The bad news is that if your household does not complete the Census by Sept. 30, you can be fined $100. Why would you be fined? Because money follows the numbers. Populated areas get more.
If your household does not complete the Census, it can cost Rowan County $4,500 per year every year for the next 10 years in lost federal dollars that would have funded schools, police and fire, health departments, food stamps, environmental protection and almost 300 other community strengthening programs. Your own family’s failure to take 10 minutes and answer a few questions would cost Rowan County taxpayers $45,000 between now and the next census in 2030.
We have a bad situation — as of Sept. 17, 6,000 out of 54,000 Rowan County households (one in nine of our neighbors) have not completed the questionnaire. The majority of them are located in areas with poor or no internet.
Do the math: if each of those 6,000 households fails to complete the Census, at $4,500 per household, Rowan County would lose around $28 million in federal funding next year. Between now and when the next Census is done in 10 years, Rowan County will lose around $282 million in federal funding.
In the Census completion competition between all 50 states, North Carolina ranks fifth from the bottom, with a score of 88.5% households completing the form. West Virginia has 99.5%.

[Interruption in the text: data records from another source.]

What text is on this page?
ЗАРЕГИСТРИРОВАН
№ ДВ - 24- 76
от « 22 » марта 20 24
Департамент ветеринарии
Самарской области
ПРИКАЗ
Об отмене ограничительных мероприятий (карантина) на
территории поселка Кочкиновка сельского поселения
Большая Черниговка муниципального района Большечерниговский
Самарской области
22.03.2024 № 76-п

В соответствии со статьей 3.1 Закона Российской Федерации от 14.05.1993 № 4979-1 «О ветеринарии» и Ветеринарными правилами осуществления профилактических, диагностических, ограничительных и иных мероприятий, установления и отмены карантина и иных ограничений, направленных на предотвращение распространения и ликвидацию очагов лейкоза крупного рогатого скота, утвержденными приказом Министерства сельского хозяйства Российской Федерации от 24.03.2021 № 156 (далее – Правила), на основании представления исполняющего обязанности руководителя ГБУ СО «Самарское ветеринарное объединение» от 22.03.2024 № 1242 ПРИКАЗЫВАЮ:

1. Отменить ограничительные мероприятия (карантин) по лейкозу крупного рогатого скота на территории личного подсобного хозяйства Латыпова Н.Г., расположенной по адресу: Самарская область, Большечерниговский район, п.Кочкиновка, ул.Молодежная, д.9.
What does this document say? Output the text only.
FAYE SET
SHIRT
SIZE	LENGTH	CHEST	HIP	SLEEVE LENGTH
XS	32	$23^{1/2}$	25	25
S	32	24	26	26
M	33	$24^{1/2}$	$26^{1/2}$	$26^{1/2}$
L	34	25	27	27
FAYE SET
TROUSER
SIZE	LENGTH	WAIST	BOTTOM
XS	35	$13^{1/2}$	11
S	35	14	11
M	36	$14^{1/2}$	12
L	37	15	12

Most people think that the Census is intended to gather information about citizens. That is not true. The Census Bureau already has the data; the job of the Census is to verify it.
The Census Bureau is legally entitled to vacuum up all sorts of data about you. They are not collecting new data because they have huge databases, which they are forbidden to share for 72 years with any other branch of government, containing your date of birth, your race, your citizenship, your drivers’ license information and data furnished when you applied for unemployment or welfare, qualify for free school lunches, get a government backed mortgage as well as apply for veterans’ benefits, or federal or state pensions. (No information about citizenship status is gathered or stored).
Your marriage and divorce information, local property tax information and arrest records are already assembled, along with your hunting or fishing license — all the information that is freely available on the internet. They also get data from the United States Postal Service; tribal, state and local governments; satellite imagery; and third-party data providers.
All the Census wants you to do is to verify that what they already have on record about you is accurate. If you moved after April 1 or a member of your household died, they identify the mismatch and check with you to make sure they have the right data.
The deadline is September 30. If we are going to capture that $45,000 per household now at risk because of forms not filled out in the next 10 days, we need to treat this like a flood or huge fire. Everyone has to jump in to save our community the $282 million that is hanging out there.
Rotary and veterans clubs should quickly send copies of this story to their entire membership. High schools have to challenge each other to a competition to see how many students can get their parents to take the 10 minutes and complete the form. It is not football, but it will bring in a lot more money. The Economic Development Commission and Chamber of Commerce need to notify their members of what is at stake and ask them to grant employees 10 minutes to fill out the form on line. Each restaurant offering take out should include a copy of this article in with the napkins. Area churches should notify their congregation about how increasing Census participation will increase the amount of food available for the poor, rental assistance and so forth.
Many of our friends and neighbors are going to go through COVID-19 economic and health struggles for the next year or so. One of the easiest ways you can support them without leaving your home is to make sure everyone you know has filled out the Census so we get that money.
Are you going to walk your talk about being a caring American? Or risk a $100 fine?
Koster lives in Kannapolis and is an activist who has been studying, teaching and implementing local solutions to national problems for over 50 years.